Calino, il ristorante di “pesci strani” di Tommaso Cintolesi in piazza delle Cure, costretto ad abbassare definitivamente la saracinesca: al suo posto nascerà l’ennesimo kebab
Da oggi la Firenze gastronomica è più povera. La città perde uno dei suoi protagonisti della cucina di pesce, e nel modo più frustrante possibile, perché specchio di una situazione che penalizza quanti portano del valore autentico alla professione, servendo pescato fuori dal banale e dal già visto. Il ristorante Calino in piazza delle Cure, il feudo di Tommaso Cintolesi – l’uomo dei pesci strani – ha abbassato definitivamente la saracinesca. Al suo posto, come spesso accade in circostanze del genere, sorgerà l’ennesimo kebab.
E’ ormai da un anno che Tommaso Cintolesi aveva messo in vendita Calino, a causa di difficoltà economiche crescenti: prima il Covid, poi la guerra e infine i rincari energetici. Alla fine, nonostante una serie di tentativi per evitare questa mossa, non c’è stato nulla da fare: le spese sono aumentate, lo scontrino medio si è abbassato (-40%), la clientela seppur affezionata è stata costretta a ridurre le serate a cena fuori, magari orientando le proprie scelte su una ristorazione di livello più basso. E alla fine la chiusura è stata inevitabile. “Sono felicissimo di ciò che ho fatto e di aver avuto come clienti gente meravigliosa – racconta Tommaso – ma ho dovuto interrompere un’emorragia che andava avanti da tanto tempo”.
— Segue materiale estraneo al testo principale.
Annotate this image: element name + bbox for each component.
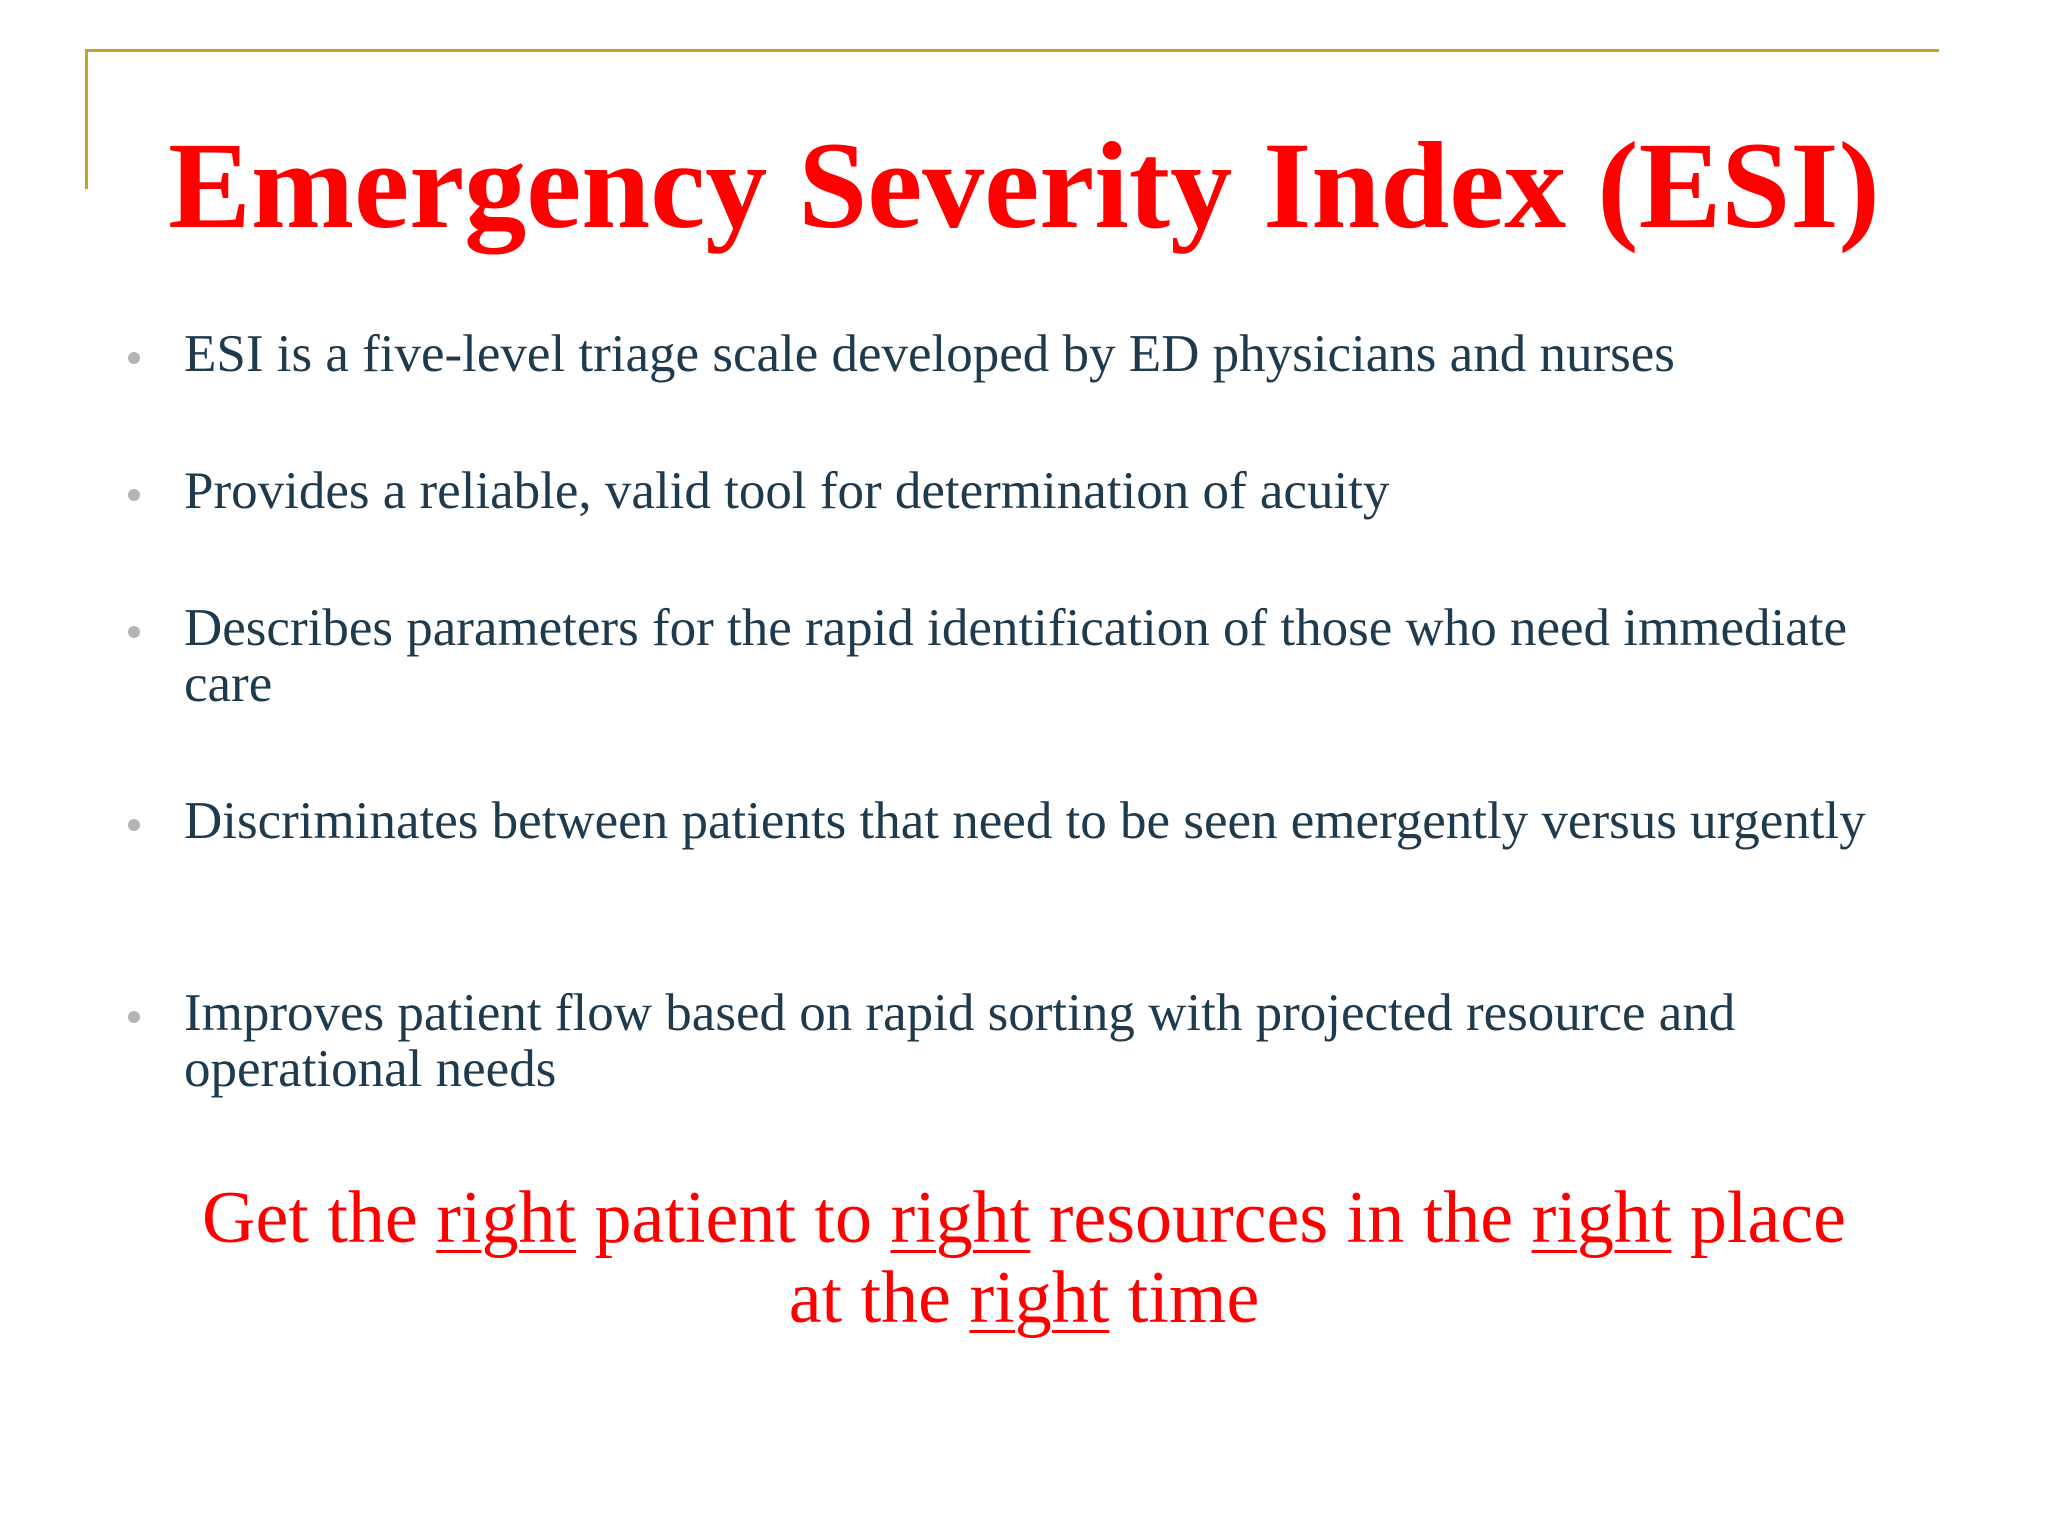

Un segno dei tempi, senza dubbio, ma non per questo meno doloroso. Calino non è il primo e non sarà l’unico ristorante fiorentino costretto a chiudere i battenti a causa della crisi, e a sua volta la situazione del locale è riflesso di una grande difficoltà delle famiglie, sia fiorentine che italiane in genere. Ma dispiace vedere che mentre il centro storico ha ripreso a ingranare grazie all’afflusso dei turisti, fuori da quel circuito ristretto le periferie piangono miseria. Al di là di tutto, però, l’opinione di chi scrive è netta (e abbastanza tranchant, una volta tanto): è un vero peccato che uno chef come Tommaso Cintolesi, in grado di lavorare il pesce e offrire piatti fuori dall’ordinario, non trovi il giusto spazio in una città come Firenze. Saranno logiche di mercato, per carità, ma è profondamente ingiusto che il talento dell’uomo dei pesci strani vi si debba piegare. Naturalmente, a lui auguriamo di rientrare in pista al più presto. Ma allo stesso tempo auguriamo alla Firenze meno turistica di imparare a cogliere il valore di ciò che ha in casa, prima che sia troppo tardi.